Lien Van Geel received her Ph.D. in Classics in October 2022 from Columbia University, where she continued as an Early Career Fellow in 2022-2023 and as a Lecturer in the discipline of Classics for the 2023-2024 academic year. Her research and teaching focus on Latin and Greek Literature from the late Republic and the early Empire and extend to women and gender studies and reception in the Renaissance. Her primary research project, provisionally titled “Crafting Roman Women in Plutarch’s Parallel Lives,” has developed from her dissertation titled “Soror Augusti: the Literary Lives and Afterlives of Octavia Minor” (advisors: Katharina Volk and Gareth Williams; defended in June 2022).

Her book project, “Crafting Roman Women in Plutarch’s Parallel Lives,” is under contract with Bloomsbury Academic. The aim of this book is to answer the following questions: how does Plutarch create his Roman women; how does his literary approach compare to that of other historiographers; and how does it affect these women’s reception?

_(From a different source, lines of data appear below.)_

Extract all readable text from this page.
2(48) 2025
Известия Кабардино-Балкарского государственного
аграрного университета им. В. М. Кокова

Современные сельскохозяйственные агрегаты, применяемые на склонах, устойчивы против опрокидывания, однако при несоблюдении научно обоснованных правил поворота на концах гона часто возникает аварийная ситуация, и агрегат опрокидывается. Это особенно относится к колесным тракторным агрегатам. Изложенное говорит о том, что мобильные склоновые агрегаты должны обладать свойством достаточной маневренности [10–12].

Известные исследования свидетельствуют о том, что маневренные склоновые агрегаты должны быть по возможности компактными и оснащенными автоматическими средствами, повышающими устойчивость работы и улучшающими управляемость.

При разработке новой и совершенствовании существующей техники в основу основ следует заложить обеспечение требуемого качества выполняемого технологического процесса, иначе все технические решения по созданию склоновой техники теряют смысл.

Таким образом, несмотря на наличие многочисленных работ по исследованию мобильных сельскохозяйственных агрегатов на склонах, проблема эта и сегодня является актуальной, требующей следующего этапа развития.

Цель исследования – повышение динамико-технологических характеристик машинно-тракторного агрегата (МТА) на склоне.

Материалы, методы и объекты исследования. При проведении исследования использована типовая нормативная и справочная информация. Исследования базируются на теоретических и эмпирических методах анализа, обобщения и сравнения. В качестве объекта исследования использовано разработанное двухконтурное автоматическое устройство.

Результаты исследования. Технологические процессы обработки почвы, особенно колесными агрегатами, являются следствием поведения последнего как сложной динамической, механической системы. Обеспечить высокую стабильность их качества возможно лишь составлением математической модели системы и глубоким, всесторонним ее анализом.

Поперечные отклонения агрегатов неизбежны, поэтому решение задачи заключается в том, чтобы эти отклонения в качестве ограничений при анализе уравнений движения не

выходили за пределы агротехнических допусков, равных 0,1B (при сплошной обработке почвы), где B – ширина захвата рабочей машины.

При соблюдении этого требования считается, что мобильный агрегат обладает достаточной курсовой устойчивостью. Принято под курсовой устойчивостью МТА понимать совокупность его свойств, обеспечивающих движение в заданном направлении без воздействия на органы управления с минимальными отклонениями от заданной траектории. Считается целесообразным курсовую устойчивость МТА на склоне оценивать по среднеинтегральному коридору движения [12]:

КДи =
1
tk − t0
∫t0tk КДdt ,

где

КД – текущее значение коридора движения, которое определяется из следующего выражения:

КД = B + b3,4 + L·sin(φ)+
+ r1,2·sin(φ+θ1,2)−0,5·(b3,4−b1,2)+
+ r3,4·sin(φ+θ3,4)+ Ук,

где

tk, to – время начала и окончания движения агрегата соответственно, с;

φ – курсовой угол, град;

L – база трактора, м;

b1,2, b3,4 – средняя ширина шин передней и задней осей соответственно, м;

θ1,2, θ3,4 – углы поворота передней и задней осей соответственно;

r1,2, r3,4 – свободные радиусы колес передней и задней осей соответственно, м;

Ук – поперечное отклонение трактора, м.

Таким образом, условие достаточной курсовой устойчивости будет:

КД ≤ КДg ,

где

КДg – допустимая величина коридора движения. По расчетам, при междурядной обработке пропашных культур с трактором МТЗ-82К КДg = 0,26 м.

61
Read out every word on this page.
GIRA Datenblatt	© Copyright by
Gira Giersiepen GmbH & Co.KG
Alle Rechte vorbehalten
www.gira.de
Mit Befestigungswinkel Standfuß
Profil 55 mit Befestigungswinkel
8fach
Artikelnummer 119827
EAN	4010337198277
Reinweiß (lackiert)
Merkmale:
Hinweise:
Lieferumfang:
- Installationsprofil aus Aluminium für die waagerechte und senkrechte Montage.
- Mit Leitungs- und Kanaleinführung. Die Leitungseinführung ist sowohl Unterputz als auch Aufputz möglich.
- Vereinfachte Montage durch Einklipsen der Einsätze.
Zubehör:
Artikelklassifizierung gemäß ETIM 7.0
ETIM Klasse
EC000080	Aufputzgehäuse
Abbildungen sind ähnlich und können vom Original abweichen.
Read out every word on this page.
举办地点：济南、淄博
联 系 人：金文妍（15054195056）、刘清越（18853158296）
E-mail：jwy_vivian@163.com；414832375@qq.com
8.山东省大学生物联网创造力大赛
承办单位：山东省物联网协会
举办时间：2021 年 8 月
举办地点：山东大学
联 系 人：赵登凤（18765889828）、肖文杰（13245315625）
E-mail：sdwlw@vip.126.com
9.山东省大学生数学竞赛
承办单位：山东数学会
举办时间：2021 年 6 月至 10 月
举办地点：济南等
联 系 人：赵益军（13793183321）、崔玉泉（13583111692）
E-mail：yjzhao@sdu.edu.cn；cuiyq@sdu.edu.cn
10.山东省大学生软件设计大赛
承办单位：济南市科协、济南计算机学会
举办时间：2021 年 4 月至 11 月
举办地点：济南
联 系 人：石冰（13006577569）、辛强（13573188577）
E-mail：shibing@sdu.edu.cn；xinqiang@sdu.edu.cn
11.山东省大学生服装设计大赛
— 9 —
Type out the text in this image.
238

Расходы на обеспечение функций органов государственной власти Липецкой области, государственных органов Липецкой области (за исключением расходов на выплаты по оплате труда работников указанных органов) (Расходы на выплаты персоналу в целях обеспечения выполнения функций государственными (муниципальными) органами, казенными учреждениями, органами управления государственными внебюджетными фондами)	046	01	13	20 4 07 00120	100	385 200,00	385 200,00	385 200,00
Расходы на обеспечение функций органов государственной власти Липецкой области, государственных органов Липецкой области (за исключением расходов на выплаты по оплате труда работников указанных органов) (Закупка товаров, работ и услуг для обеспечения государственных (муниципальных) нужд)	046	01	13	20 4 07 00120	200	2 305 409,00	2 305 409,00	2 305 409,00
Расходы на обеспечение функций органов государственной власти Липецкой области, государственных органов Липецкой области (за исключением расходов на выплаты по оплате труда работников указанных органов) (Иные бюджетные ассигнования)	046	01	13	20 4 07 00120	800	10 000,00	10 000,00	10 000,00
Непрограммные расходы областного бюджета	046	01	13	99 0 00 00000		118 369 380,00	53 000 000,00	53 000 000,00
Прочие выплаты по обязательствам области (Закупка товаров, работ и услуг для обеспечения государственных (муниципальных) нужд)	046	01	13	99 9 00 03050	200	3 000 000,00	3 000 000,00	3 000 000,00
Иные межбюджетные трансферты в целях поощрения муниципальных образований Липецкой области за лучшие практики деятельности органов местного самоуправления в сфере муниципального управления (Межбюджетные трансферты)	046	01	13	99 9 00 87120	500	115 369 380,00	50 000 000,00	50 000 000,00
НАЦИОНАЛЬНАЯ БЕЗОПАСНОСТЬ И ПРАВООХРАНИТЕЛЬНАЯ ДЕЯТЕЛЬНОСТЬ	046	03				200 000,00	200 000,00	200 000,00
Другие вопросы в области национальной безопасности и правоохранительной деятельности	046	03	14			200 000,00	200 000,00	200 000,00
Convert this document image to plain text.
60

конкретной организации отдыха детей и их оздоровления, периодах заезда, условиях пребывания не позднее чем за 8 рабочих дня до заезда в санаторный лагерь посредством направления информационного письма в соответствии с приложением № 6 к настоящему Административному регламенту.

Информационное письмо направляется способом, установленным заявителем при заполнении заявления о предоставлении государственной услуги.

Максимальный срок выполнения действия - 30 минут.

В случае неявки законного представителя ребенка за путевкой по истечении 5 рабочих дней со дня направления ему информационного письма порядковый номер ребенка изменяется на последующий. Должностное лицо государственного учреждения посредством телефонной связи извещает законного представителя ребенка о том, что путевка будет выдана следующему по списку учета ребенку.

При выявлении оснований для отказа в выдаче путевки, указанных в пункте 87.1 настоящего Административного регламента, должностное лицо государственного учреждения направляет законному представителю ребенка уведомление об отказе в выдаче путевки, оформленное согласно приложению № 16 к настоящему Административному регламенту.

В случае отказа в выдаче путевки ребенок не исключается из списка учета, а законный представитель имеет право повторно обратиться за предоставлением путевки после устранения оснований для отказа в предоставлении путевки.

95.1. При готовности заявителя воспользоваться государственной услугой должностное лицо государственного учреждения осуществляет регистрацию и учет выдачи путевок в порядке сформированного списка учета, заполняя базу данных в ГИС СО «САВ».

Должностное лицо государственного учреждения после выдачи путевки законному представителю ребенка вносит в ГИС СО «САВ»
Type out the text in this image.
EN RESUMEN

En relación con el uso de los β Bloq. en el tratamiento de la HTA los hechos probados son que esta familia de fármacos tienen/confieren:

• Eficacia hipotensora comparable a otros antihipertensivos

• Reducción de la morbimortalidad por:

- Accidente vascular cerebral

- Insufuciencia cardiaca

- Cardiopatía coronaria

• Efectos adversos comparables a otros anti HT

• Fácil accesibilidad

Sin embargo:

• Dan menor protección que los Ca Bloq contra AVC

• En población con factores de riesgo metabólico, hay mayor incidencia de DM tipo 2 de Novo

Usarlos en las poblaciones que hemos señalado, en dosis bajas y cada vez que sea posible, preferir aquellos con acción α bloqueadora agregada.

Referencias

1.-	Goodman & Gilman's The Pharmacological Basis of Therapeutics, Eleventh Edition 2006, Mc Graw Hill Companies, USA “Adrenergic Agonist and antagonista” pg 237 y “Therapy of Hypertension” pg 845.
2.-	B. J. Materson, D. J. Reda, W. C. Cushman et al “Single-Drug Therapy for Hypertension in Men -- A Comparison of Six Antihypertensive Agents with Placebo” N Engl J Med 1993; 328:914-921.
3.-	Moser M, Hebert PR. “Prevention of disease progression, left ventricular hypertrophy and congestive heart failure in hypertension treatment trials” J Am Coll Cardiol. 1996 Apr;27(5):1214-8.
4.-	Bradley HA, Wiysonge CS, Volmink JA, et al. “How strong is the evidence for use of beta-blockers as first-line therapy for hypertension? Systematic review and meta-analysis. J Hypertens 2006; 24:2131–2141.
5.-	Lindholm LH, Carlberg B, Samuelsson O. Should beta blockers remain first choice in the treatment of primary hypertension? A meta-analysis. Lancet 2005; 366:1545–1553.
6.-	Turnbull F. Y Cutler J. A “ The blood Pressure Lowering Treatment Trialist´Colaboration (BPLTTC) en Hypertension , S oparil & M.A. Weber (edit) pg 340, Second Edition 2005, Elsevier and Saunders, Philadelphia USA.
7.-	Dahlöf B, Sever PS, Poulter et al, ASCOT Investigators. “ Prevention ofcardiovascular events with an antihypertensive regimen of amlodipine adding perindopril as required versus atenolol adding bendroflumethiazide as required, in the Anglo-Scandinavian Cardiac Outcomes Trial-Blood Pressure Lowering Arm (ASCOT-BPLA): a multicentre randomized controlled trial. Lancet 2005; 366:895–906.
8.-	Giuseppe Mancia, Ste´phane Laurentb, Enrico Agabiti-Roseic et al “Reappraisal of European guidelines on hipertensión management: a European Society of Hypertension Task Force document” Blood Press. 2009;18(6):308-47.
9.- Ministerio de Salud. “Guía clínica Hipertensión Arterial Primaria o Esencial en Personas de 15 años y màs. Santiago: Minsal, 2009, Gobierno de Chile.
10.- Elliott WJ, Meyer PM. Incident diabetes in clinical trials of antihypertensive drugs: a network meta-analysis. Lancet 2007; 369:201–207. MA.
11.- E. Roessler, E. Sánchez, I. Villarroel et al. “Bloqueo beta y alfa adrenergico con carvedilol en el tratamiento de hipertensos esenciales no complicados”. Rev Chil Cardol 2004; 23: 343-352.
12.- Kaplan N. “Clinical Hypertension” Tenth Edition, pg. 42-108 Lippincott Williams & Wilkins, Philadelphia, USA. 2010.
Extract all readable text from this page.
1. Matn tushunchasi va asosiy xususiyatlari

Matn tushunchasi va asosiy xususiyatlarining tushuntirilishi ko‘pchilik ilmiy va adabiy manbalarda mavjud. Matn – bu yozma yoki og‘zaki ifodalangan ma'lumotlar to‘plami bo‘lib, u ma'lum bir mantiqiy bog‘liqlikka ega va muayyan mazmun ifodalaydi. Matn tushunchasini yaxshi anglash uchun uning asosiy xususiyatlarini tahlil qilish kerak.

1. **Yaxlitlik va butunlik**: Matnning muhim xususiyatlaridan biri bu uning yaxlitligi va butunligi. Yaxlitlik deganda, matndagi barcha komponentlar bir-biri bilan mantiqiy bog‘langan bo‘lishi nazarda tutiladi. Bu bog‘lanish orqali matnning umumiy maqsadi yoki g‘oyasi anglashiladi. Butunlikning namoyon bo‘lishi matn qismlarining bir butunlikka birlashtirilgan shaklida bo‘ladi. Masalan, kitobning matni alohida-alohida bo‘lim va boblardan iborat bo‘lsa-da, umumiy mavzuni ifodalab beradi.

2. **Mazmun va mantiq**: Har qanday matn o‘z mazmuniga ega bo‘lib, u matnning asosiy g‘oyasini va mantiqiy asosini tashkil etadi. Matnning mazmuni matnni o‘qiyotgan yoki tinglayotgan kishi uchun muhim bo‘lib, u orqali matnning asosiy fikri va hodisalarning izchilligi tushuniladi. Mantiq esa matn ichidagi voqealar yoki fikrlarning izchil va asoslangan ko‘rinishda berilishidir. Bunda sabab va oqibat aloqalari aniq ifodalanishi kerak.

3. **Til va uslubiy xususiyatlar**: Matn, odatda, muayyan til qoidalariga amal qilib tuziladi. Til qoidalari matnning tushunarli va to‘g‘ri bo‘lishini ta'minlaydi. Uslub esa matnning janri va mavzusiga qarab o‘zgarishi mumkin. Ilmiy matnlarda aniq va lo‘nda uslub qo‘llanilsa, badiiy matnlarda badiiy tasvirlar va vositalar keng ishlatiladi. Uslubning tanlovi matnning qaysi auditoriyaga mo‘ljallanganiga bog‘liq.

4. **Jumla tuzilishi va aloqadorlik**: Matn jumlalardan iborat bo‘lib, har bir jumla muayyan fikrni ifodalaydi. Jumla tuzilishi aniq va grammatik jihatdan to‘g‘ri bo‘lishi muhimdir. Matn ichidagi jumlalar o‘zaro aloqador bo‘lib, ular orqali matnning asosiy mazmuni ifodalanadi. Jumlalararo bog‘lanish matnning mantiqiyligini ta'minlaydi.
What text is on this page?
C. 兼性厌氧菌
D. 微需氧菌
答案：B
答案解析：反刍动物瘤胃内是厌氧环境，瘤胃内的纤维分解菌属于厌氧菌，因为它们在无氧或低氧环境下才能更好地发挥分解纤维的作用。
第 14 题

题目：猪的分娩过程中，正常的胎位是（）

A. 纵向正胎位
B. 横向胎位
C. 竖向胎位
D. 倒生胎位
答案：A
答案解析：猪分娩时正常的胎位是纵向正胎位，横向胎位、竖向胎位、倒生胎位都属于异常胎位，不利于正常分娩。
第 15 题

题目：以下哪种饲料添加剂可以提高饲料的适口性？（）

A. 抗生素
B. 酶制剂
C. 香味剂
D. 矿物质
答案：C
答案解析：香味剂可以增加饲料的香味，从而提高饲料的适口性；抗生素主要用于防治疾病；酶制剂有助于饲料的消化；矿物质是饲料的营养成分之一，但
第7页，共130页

Forthcoming articles include a piece on minor characters in the Aeneid (the Cretan Pholoe in Aen. 5 and Cretheus the Bard in Aen. 9) with the New England Classical Journal for its Spring 2024 issue, as well as a chapter, titled “per sororis commendationem servasti: Octavia Minor’s Cultural Influence in the Roman Principate,” which is currently under preparation for a volume (Women, Wealth, and Power in the Roman Republic, eds. Steel and Webb) with Cambridge University Press.

Her language teaching profile leans towards the Latin side (including courses from beginning Latin to advanced level courses such as Augustan Poetry and Classical Prose selections from Cicero and Suetonius) but she has also taught the full Greek elementary sequence. Her teaching experience beyond classical languages is diverse, including courses such as “Worlds of Alexander the Great,” “Literature Humanities: Masterpieces of Western Literature and Philosophy,” and “Gendered Mythology: The Ancient Sources and Their Reception.”